Wednesday, December 8, 2010

Guilt by Association

Gult by association is an attempt to discredit an argument or idea by associating it with something the audience would not approve of.

This is a fallacy of inductive reasoning, which means it argues from particular examples to the universal. This is the opposite of syllogistic arguments, which are deductive,, moving from universals to particulars: for example, All men are mortal, therefore Socrates is mortal. A typical inductive argument might look something like this:

Premise. I have seen hundreds of swans, and they were all white.
Conclusion. Therefore, all swans are white.

In a deductive argument, the conclusion necessarily follows from the premises: if they are true and the argument is valid, then the conclusion must be true. Obviously, this isn't the case with an inductive argument: it's possible for the conclusion to be false even if the premises are true. (All it takes is to find a black swan: they do exist.) Inductive reasoning relies on probability: the stronger the premises, the greater the likelihood that the conclusion is true.

More specifically, guilt by association is a form of hasty generalization, in which the sample size isn't large enough to support the conclusion. Just because a certain position or thing and something unpleasant share one characteristic, doesn't mean they share enough characteristics to be actually connected.

Guilt by association is very similar to the formal fallacy of the undistributed middle term.

Examples

This is one of those fallacies that's simple enough to concoct, simply by invoking Nazis:

Why would I want to be a vegetarian?
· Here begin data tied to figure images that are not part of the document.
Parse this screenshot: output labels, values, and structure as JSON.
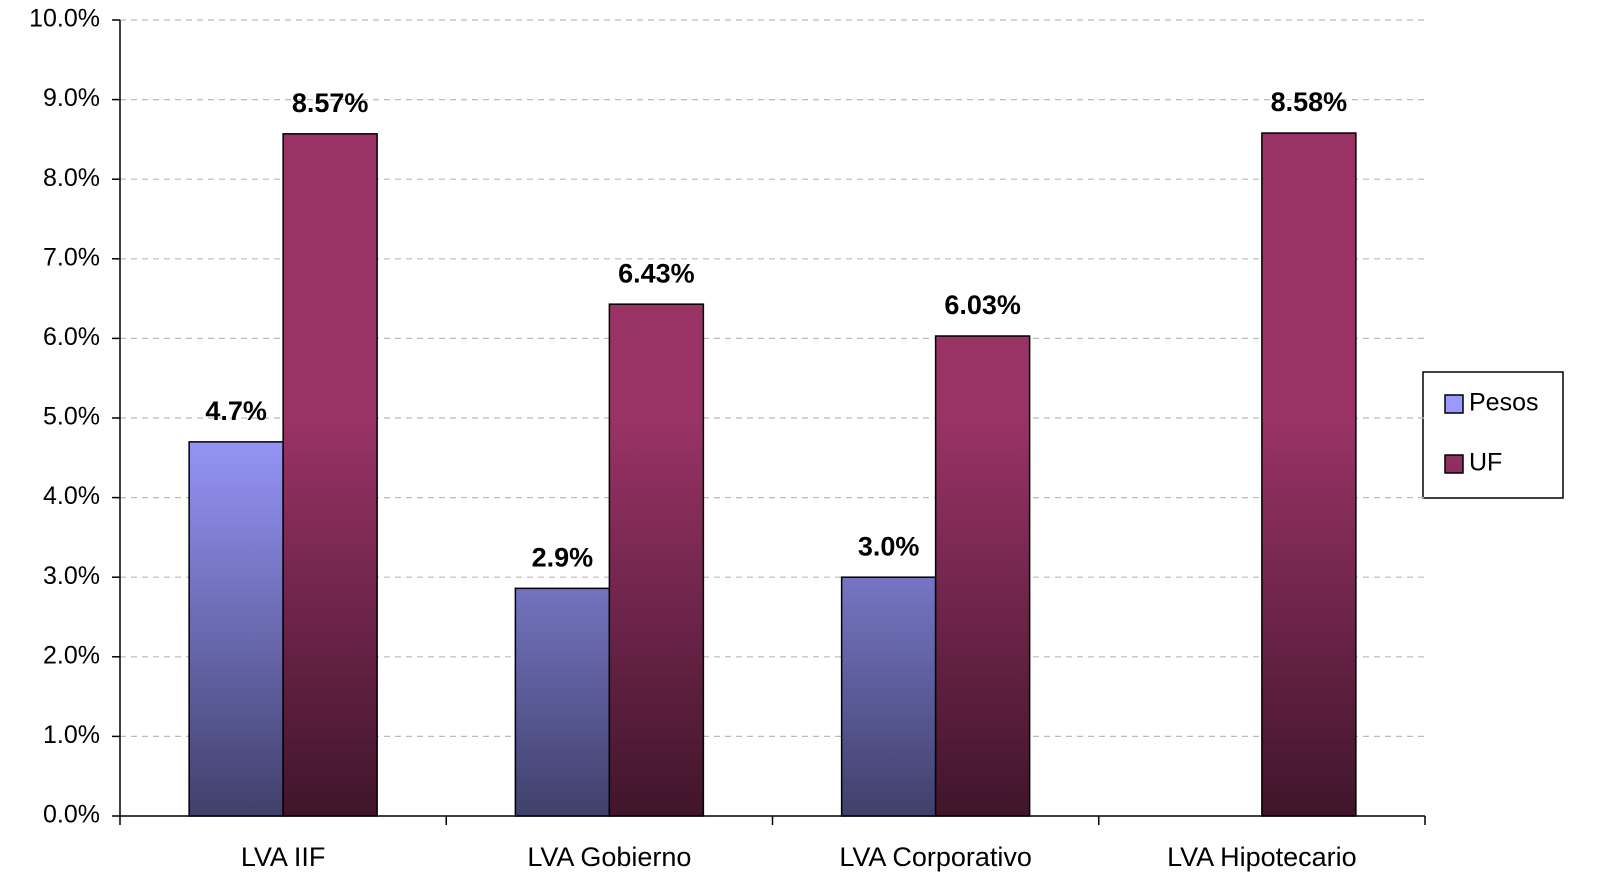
{
  "chart_data": {
    "type": "bar",
    "categories": [
      "LVA IIF",
      "LVA Gobierno",
      "LVA Corporativo",
      "LVA Hipotecario"
    ],
    "series": [
      {
        "name": "Pesos",
        "color": "#9999ff",
        "values": [
          4.7,
          2.86,
          3.0,
          null
        ],
        "value_labels": [
          "4.7%",
          "2.9%",
          "3.0%",
          null
        ]
      },
      {
        "name": "UF",
        "color": "#993366",
        "values": [
          8.57,
          6.43,
          6.03,
          8.58
        ],
        "value_labels": [
          "8.57%",
          "6.43%",
          "6.03%",
          "8.58%"
        ]
      }
    ],
    "ylim": [
      0,
      10
    ],
    "yticks": [
      {
        "value": 0,
        "label": "0.0%"
      },
      {
        "value": 1,
        "label": "1.0%"
      },
      {
        "value": 2,
        "label": "2.0%"
      },
      {
        "value": 3,
        "label": "3.0%"
      },
      {
        "value": 4,
        "label": "4.0%"
      },
      {
        "value": 5,
        "label": "5.0%"
      },
      {
        "value": 6,
        "label": "6.0%"
      },
      {
        "value": 7,
        "label": "7.0%"
      },
      {
        "value": 8,
        "label": "8.0%"
      },
      {
        "value": 9,
        "label": "9.0%"
      },
      {
        "value": 10,
        "label": "10.0%"
      }
    ],
    "grid": true,
    "legend": "right"
  }
}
Hitler was a vegetarian, you know.

The wrongheadedness of this argument is easily exposed simply by pointing out many of the other innocent things Hitler did: breathe, love his mother, drive in cars, and so forth. You wouldn't want to be like Hitler, would you?

Terry Watkins of the KJV-onlyist Web site Dial-the-Truth Ministries commits this error on a page titled "The New King James Version: Counterfeit":

NKJV changes "end of the WORLD" to "end of the AGE"! And in it's [sic] no longer the "WORLD to come" but "AGE to come". The New Age Movement teaches a series of ages (hence the name: New AGE). See Matthew 12:32, 13:39, 13:40, 13:49, 24:3, 28:20, Mark 10:30, Luke 13:30, 20:34,35, 1 Cor 1:21.
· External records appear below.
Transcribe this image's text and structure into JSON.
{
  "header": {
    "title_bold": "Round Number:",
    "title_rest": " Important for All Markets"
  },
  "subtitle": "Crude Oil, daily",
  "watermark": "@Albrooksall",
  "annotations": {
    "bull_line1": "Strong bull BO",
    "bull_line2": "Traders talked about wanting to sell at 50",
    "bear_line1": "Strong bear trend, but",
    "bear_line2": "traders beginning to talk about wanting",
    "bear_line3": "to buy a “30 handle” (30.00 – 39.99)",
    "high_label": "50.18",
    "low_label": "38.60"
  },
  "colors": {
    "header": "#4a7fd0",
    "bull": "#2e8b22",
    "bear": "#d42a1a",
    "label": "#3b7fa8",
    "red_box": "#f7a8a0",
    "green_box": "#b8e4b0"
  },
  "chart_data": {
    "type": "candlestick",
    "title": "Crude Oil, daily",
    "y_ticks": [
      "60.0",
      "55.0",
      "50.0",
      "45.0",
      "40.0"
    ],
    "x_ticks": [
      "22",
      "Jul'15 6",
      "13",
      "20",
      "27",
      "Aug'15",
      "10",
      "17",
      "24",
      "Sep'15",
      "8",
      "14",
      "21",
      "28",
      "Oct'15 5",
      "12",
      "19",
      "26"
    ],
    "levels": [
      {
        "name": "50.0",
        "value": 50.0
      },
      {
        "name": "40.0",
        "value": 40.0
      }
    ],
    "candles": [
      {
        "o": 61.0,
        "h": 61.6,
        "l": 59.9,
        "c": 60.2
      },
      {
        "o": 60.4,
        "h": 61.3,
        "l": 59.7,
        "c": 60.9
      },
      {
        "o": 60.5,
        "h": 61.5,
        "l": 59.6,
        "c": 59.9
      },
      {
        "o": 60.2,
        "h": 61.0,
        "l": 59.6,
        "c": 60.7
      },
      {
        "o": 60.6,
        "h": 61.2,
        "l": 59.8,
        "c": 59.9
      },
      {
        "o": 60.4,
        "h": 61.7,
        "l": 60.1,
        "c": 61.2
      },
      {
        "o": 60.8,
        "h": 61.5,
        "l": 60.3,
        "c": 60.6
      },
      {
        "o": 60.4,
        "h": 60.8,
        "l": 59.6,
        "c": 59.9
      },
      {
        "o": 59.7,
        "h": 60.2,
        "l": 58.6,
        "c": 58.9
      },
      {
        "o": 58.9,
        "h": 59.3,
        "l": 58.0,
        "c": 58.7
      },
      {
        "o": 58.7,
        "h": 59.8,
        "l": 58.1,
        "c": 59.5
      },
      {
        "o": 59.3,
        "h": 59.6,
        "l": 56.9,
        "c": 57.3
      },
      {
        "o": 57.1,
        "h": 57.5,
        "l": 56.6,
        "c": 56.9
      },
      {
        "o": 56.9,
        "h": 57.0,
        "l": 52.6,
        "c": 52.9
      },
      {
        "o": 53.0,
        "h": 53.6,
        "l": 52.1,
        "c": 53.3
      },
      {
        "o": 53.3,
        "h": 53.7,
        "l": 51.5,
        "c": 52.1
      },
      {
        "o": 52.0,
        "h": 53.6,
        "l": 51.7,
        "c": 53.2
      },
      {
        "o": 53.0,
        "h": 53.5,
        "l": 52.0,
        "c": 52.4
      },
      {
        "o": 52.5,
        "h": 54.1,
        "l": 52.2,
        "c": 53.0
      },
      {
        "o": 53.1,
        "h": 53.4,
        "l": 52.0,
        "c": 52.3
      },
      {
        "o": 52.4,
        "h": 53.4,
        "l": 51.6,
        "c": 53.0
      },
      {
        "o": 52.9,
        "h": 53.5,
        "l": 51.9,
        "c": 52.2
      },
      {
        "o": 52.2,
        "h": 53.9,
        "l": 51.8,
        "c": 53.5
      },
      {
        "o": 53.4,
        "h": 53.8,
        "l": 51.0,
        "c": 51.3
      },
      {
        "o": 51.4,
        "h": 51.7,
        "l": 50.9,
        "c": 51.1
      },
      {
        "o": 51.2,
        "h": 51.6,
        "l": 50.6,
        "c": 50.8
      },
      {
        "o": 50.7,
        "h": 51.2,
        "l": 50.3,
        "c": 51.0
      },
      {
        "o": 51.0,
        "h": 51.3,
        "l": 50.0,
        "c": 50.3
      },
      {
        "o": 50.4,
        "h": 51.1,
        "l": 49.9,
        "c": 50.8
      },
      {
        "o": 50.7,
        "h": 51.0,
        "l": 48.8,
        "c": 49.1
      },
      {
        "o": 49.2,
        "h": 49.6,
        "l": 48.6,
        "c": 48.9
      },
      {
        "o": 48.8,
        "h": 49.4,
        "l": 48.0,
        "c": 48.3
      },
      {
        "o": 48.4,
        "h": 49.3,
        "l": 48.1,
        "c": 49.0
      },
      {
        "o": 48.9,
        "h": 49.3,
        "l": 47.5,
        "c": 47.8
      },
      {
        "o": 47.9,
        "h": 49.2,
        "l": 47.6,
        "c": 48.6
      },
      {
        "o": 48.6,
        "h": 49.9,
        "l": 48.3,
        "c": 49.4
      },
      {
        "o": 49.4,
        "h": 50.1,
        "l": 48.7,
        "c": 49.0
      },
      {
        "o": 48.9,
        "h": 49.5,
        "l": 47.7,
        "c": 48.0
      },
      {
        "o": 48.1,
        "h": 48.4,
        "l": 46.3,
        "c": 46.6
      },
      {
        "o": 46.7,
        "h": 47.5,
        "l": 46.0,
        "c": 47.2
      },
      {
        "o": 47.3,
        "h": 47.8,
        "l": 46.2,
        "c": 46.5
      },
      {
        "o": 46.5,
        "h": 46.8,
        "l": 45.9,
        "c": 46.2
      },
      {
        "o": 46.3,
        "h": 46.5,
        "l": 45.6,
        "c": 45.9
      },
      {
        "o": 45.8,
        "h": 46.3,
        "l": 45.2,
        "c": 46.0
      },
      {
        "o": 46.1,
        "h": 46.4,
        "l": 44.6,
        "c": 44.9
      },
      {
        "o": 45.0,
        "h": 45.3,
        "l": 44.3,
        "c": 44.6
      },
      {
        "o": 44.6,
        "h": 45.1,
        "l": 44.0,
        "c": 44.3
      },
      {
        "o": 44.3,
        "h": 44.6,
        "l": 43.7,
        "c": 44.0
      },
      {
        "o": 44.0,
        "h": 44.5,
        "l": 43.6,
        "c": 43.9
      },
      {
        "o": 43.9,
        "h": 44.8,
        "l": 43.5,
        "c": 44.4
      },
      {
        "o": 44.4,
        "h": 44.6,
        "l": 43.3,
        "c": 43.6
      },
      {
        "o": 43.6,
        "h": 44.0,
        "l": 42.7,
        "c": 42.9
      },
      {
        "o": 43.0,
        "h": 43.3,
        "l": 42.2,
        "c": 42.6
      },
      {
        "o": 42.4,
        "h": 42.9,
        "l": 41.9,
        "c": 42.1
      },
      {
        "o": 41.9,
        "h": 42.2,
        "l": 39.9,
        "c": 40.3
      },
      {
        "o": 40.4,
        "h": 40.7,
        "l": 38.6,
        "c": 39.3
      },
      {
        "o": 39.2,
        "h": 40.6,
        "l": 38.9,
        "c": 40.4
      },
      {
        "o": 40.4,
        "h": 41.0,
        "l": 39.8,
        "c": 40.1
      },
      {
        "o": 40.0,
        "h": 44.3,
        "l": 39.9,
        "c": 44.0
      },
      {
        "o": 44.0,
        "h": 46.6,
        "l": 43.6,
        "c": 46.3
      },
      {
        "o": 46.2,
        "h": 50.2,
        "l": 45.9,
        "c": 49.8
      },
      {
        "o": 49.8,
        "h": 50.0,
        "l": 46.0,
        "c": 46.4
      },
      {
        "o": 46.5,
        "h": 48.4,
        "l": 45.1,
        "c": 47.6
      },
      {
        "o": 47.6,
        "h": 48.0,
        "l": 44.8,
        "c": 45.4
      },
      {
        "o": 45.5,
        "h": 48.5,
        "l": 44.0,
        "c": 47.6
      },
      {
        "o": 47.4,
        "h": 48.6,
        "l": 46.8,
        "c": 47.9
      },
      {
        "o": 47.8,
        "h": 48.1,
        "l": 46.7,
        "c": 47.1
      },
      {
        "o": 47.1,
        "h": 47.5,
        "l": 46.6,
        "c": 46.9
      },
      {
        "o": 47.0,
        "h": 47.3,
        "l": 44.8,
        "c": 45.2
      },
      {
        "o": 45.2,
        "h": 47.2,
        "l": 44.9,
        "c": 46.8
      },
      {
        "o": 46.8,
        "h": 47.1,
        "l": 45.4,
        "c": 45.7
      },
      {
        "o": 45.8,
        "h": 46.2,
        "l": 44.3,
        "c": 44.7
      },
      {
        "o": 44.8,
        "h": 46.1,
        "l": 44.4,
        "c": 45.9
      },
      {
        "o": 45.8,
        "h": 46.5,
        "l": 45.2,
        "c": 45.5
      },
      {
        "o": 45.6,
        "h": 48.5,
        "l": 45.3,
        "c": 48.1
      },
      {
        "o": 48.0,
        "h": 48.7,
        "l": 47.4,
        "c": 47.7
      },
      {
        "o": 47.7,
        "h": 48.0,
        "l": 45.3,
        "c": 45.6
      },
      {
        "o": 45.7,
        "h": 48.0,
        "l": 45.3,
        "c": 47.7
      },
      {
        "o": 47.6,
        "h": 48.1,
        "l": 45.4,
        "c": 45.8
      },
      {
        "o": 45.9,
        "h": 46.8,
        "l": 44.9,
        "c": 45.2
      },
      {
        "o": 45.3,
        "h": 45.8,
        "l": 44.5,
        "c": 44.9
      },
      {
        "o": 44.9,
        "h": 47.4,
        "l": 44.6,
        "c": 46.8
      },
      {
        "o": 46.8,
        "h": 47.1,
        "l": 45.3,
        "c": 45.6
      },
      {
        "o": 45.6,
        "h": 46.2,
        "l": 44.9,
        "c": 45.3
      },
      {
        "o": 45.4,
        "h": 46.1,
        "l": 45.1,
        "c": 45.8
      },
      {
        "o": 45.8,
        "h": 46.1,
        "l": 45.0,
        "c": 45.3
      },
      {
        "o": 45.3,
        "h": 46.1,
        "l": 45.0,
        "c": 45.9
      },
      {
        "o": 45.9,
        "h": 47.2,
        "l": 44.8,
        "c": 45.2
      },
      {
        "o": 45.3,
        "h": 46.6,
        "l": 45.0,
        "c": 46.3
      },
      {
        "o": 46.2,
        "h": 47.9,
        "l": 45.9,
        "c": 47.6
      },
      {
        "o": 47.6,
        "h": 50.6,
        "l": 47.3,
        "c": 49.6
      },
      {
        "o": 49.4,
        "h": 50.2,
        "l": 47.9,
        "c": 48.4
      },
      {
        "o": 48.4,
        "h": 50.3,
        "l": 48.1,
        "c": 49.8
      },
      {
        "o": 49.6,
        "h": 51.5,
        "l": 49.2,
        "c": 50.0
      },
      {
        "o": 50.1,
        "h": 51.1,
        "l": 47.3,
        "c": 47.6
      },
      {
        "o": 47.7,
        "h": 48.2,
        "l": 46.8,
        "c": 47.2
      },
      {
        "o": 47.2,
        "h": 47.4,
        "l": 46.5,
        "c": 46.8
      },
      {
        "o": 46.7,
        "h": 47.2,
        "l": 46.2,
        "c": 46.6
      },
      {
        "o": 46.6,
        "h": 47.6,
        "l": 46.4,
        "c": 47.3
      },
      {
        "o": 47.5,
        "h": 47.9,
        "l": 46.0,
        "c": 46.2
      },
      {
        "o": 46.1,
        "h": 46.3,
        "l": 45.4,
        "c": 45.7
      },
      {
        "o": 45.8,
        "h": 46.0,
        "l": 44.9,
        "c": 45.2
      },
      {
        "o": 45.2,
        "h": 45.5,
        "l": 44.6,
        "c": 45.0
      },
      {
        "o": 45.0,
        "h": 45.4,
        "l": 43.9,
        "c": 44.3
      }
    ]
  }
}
The New Age Movement and the occult are longing for one called the Maitreya. The Bible calls him the Anti-Christ. New Ager's [sic] refer to him as the "the Coming One" - AND SO DOES THE NKJV! In Luke 7:19, 20 (see also Matt 11:3) John told his disciples to ask Jesus: "Are You THE COMING ONE. . ." In the [sic] "The Great Invocation", a "prayer" highly reverenced among New Agers and chanted to "invoke" the Maitreya, says, "Let Light and Love and Power and Death, Fulfil the purpose of the Coming One."
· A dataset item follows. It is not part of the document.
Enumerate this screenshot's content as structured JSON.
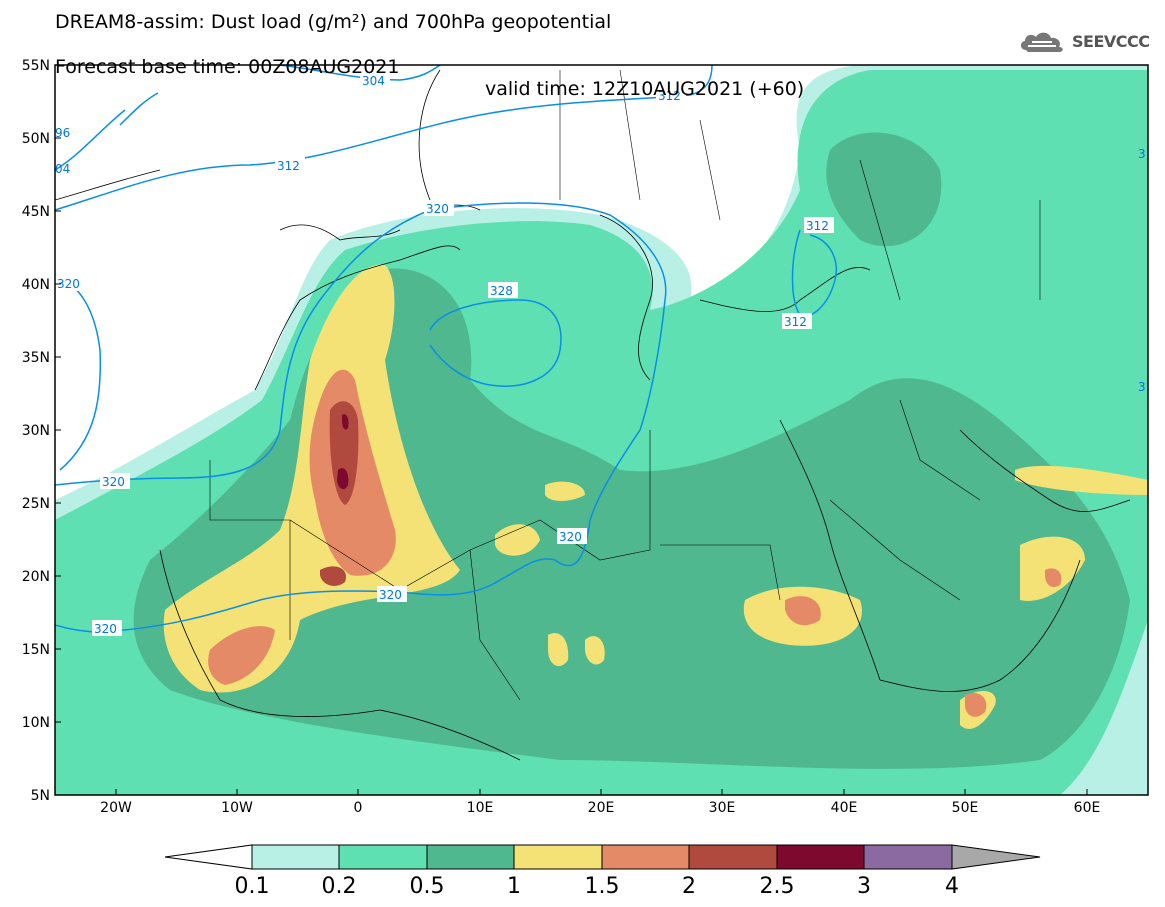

And to REALLY show their sympathy with the satanic New Age Movement - BELIEVE IT OR NOT - in Acts 17:29 the New Age NKJV changes "Godhead" to "Divine Nature"! (ditto NIV, NASV [sic]) (all emphases in original)

Watkins apparently expects us to believe NKJV is a "New Age" Bible simply because of a superficial similarity in wording: New Age sources also use a few of the same, fairly common, words. If I rewrite Watkins' argument syllogistically, the undistributed middle becomes obvious:

Premise 1. The NKJV uses the term "the Coming One" [or "age" or "Divine Nature"].
Premise 2. New Agers use the term "the Coming One."
Conclusion. Therefore, the NKJV is New Age.

True or not, the conclusion simply doesn't follow.

Watkins apparently is unable or unwilling to entertain alternatives as to why the NKJV reads as it does: for example, that "age" is a proper translation of the Greek term aion, which refers to an age of time, and from which we get our English word eon (and arguably a better rendition than the KJV's "world"); "the coming one" is a proper (and literal) translation of erchomai (and is it really any less accurate than the KJV's "he that should come"?), and "Divine Nature" is a valid rendering of theios. Indeed, the last is in fact synonymous with "Godhead": the suffix -head is an archaic form of -hood, which denotes state or quality. In other words, "Godhead" means "the state of being God" - in other words, divine nature. It's also fair to point out that 2 Pet. 1:4, uses those very words. Is it also a New Age Bible?

My first experience with Dial-the-Truth and Watkins was their page titled "Christian Rock: Blessing or Blasphemy?" in which (amongst other things) Watkins criticized DC Talk - primarily by avoiding discussing DC Talk, and talking primarily about Nine Inch Nails. Why? Because the director of NIN's "Closer" video, Simon Maxwell, also directed DC Talk's video for "Jesus Freak." I'm inclined to think that if guilt by association didn't exist, Watkins would have nothing to say.

Remedy

As with the fallacy of the undistributed middle term, the proper rebuttal to guilt by association is to point out that surface similarities do not a connection make. Point out any relevant dissimilarities that weaken the case. And, if possible, expose the argument's absurdity.